Hi Jane,
Thanks for you prompt response.
No, the marriage cert is just a free-form entry by the minister in the register listing the groom and bride, the parish (Kawaw) and that they were married in his church (St. Pauls) "by banns and with consent of her Parent" as, by my calcs, Priscilla was 14 or 15 at the time.
Richard's death cert is equally unhelpful with "not known" for his Parents, Marriage and Issue entries. "Where born" is "England" and "How long in New Zealand" is "58 years" which refers to his first arrival in NZL, before he moved to SA & VIC and had his family (1848-1860). The NZL electoral rolls show him returned to NZL in 1870.
I have yet to determine if Priscilla went back to NZL with him but suspect not as the family would still have been too young to leave behind - they all married in VIC.

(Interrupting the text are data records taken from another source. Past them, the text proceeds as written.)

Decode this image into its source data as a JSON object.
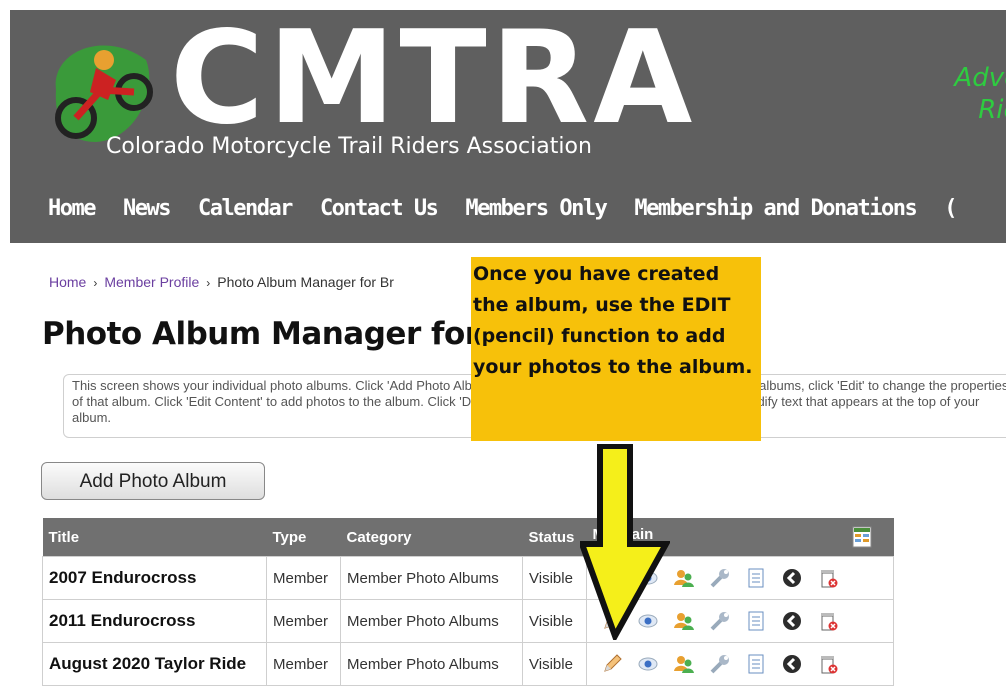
{
  "header": {
    "logo_text": "CMTRA",
    "logo_subtitle": "Colorado Motorcycle Trail Riders Association",
    "tagline_line1": "Advo",
    "tagline_line2": "Rid",
    "colors": {
      "header_bg": "#5f5f5f",
      "tagline": "#2ecc40"
    }
  },
  "nav": {
    "items": [
      "Home",
      "News",
      "Calendar",
      "Contact Us",
      "Members Only",
      "Membership and Donations",
      "("
    ]
  },
  "breadcrumb": {
    "home": "Home",
    "profile": "Member Profile",
    "current": "Photo Album Manager for Br"
  },
  "page_title": "Photo Album Manager for B",
  "description": "This screen shows your individual photo albums. Click 'Add Photo Album' to add a new photo album. In the list of photo albums, click 'Edit' to change the properties of that album. Click 'Edit Content' to add photos to the album. Click 'Delete' to delete an album. Click 'Description' to modify text that appears at the top of your album.",
  "callout": {
    "text": "Once you have created the album, use the EDIT (pencil) function to add your photos to the album.",
    "color": "#f7c10a"
  },
  "add_button": "Add Photo Album",
  "table": {
    "headers": {
      "title": "Title",
      "type": "Type",
      "category": "Category",
      "status": "Status",
      "maintain": "Maintain"
    },
    "rows": [
      {
        "title": "2007 Endurocross",
        "type": "Member",
        "category": "Member Photo Albums",
        "status": "Visible"
      },
      {
        "title": "2011 Endurocross",
        "type": "Member",
        "category": "Member Photo Albums",
        "status": "Visible"
      },
      {
        "title": "August 2020 Taylor Ride",
        "type": "Member",
        "category": "Member Photo Albums",
        "status": "Visible"
      }
    ]
  },
  "icons": [
    "edit-pencil-icon",
    "view-eye-icon",
    "permissions-users-icon",
    "settings-wrench-icon",
    "description-page-icon",
    "share-icon",
    "delete-trash-icon"
  ]
}
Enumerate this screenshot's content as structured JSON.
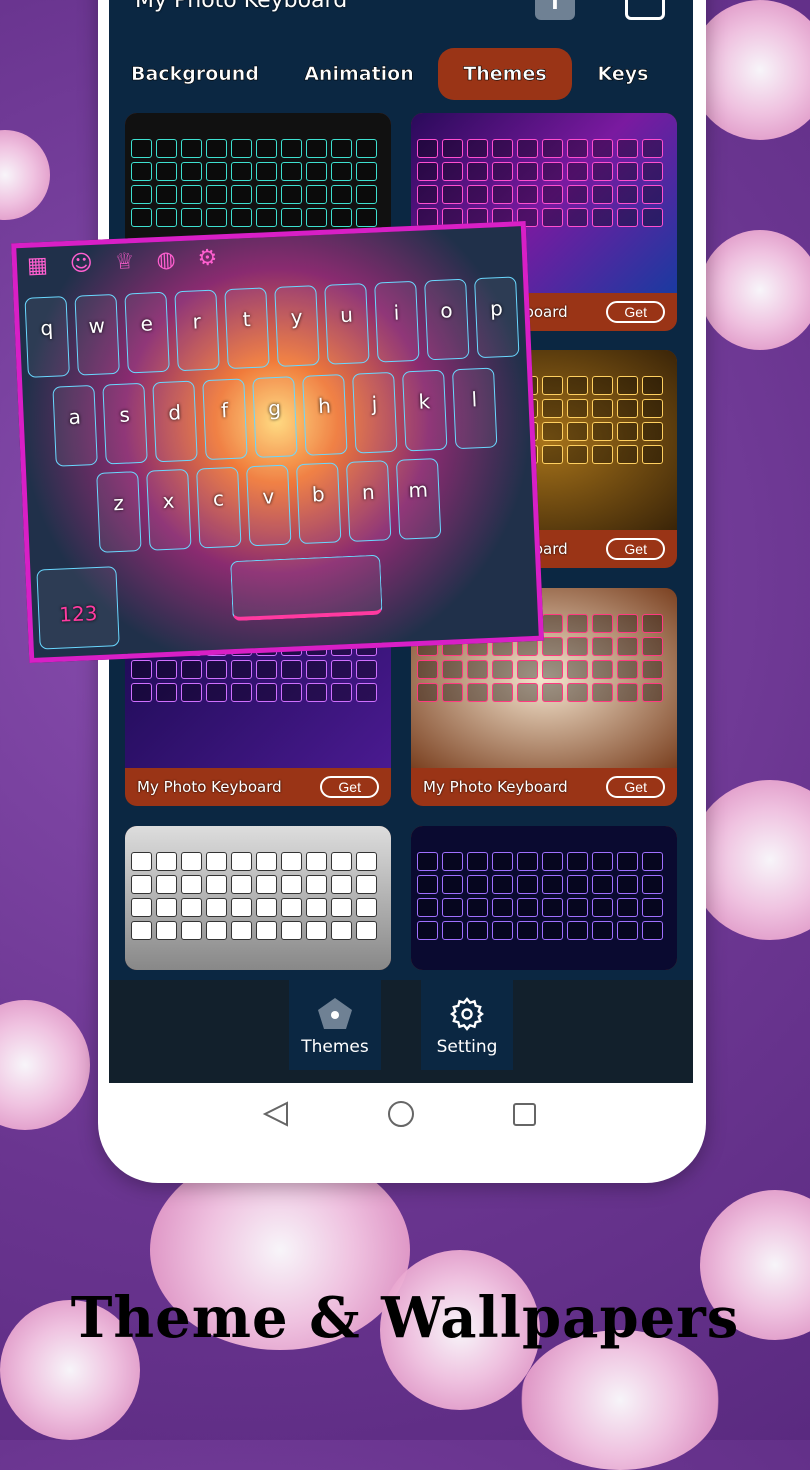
{
  "app": {
    "title": "My Photo Keyboard"
  },
  "tabs": [
    {
      "label": "Background"
    },
    {
      "label": "Animation"
    },
    {
      "label": "Themes",
      "active": true
    },
    {
      "label": "Keys"
    }
  ],
  "cards": [
    {
      "theme": "dark-teal-hex",
      "label": "",
      "get": ""
    },
    {
      "theme": "neon-purple",
      "label": "My Photo Keyboard",
      "get": "Get"
    },
    {
      "theme": "butterfly",
      "label": "",
      "get": ""
    },
    {
      "theme": "gold-glitter",
      "label": "My Photo Keyboard",
      "get": "Get"
    },
    {
      "theme": "neon-ring",
      "label": "My Photo Keyboard",
      "get": "Get"
    },
    {
      "theme": "red-bow",
      "label": "My Photo Keyboard",
      "get": "Get"
    },
    {
      "theme": "silver-glitter",
      "label": "",
      "get": ""
    },
    {
      "theme": "neon-heart-hand",
      "label": "",
      "get": ""
    }
  ],
  "preview": {
    "rows": [
      [
        "q",
        "w",
        "e",
        "r",
        "t",
        "y",
        "u",
        "i",
        "o",
        "p"
      ],
      [
        "a",
        "s",
        "d",
        "f",
        "g",
        "h",
        "j",
        "k",
        "l"
      ],
      [
        "z",
        "x",
        "c",
        "v",
        "b",
        "n",
        "m"
      ]
    ],
    "num_key": "123"
  },
  "bottom_nav": [
    {
      "label": "Themes",
      "icon": "pentagon-icon"
    },
    {
      "label": "Setting",
      "icon": "gear-icon"
    }
  ],
  "caption": "Theme & Wallpapers",
  "colors": {
    "accent": "#9a3416",
    "screen": "#0b2742",
    "border": "#d81fc6"
  }
}
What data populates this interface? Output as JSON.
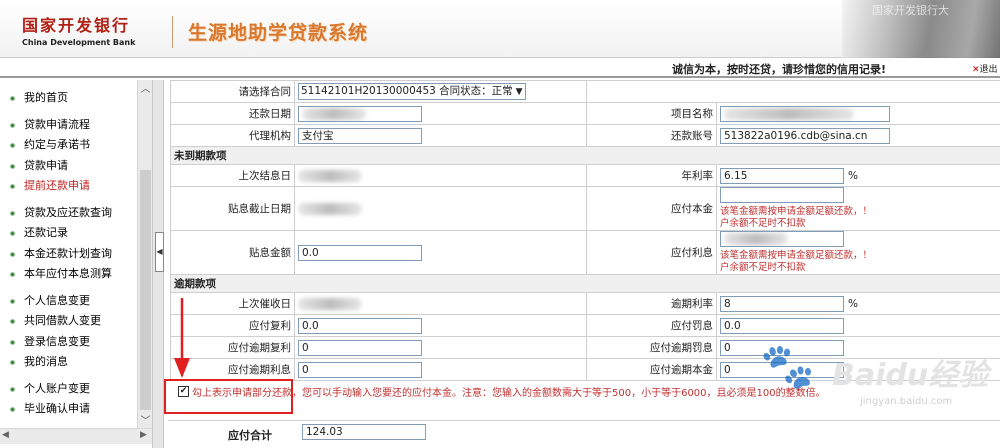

To give you an idea of what life was like at the time, their eldest daughter, Elizabeth, had her first child in 1870 in Graytown, a VIC goldrush settlement. In Dec 1869, Graytown had a population of 12,000; in Dec 1870, after the gold "gave out", the population was 150. There's an entire town surveyed and visible on Google maps, but if you then use Google streetview, it's all bushland. Elizabeth, her husband and child moved to NSW where she raised a large family and lived until 1943 (age 91). Her death cert is blank for the Parents entry and I've never found her marriage certificate. With so mush population movement driven by "gold fever", it's no wonder there a gaps in the records.
Thanks for your suggestion about the Huntingdon FHS. I'll send them an email.